NAB’s monthly business survey – considered by the Reserve Bank to be a leading indicator of trends in the labour market – shows employment figures have fallen sharply in April.
Trading conditions, profitability and employment all weakened from the levels reported in March.
The employment index was perhaps the key development in this month’s data: it fell to a below-average level for the first time since late 2016.
Overall confidence rose one point to end April at 0 index points, but also remains well below average, suggesting little improvement in business conditions to come.
Alan Oster, NAB Group Chief Economist, said April’s data suggests employment growth of 14,000 jobs per month.
“While trading and profitability have previously dipped below average, this is the first time the employment index has shown signs of weakness,” he said.
“While employment has previously held up better – similar to official data – the impact of slowing activity and a weak outlook may now be flowing through to the labour market.”
According to NAB, the employment index has been one of the survey’s few positive indicators in past releases.
This decline over the past month was mainly concentrated in Queensland, South Australia and Western Australia, but it fell in every state in some capacity.
The likes of Victoria and Tasmania still have an employment index above the average, while New South Wales sits around the average.

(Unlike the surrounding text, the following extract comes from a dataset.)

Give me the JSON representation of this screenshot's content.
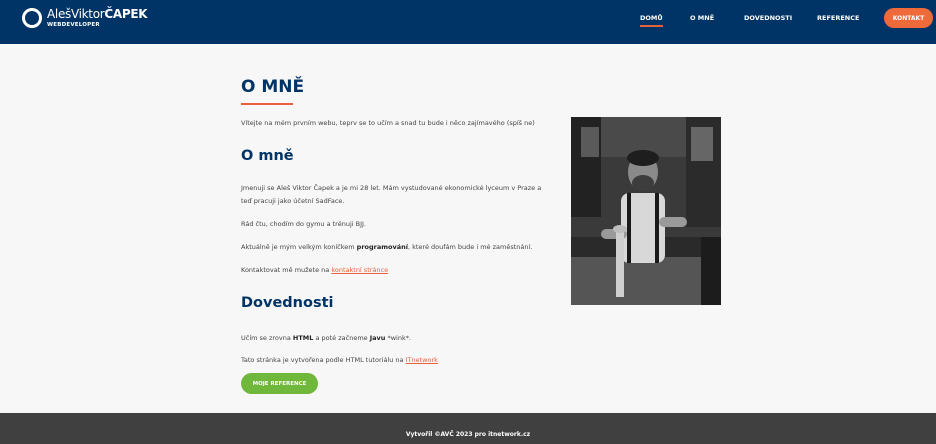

“Across industries, we continue to see the best conditions in mining and the services sector – recreation & personal, and finance, business & property services,” Mr Orster said.
“While retail saw some improvement in trend terms, the goods distribution industries, including wholesale and retail remain weakest.”
It looks unlikely these figures will improve in the coming months, with the data shows hiring intentions over the next three and 12 months have eased, although they still remain relatively elevated.
“The forward-looking indicators of the survey continue to suggest that the weakening in conditions over the second part of 2018 is unlikely to be reversed any time soon,” Mr Oster said.
“Conditions are still positive but below average, suggesting a loss in momentum but that for now the private sector continues to grow moderately.”
Unemployment a key factor in cash rate decision
The Reserve Bank said in its April monetary policy meeting it would strongly consider cutting the cash rate in the absence of rising inflation and increased unemployment.
That first part has already come true – inflation figures for the March quarter recorded a 0.0% movement, dragging the annual CPI inflation rate down to 1.3%, well below the RBA target of 2-3%.
Unemployment, on the other hand, has previously remained low, but if the trend seen in April continues it looks more likely the RBA will cut rates in the coming months.
“We will continue to watch the employment index as well as the other forward-looking variables over coming months for further slowing,” Mr Oster said.
“In particular, the readings of labour market-related variables will remain important as, for now, the interest rate outlook appears to hinge on continuing strength in the labour market.”
Official data on wage growth and unemployment will be released by the Australian Bureau of Statistics later this week.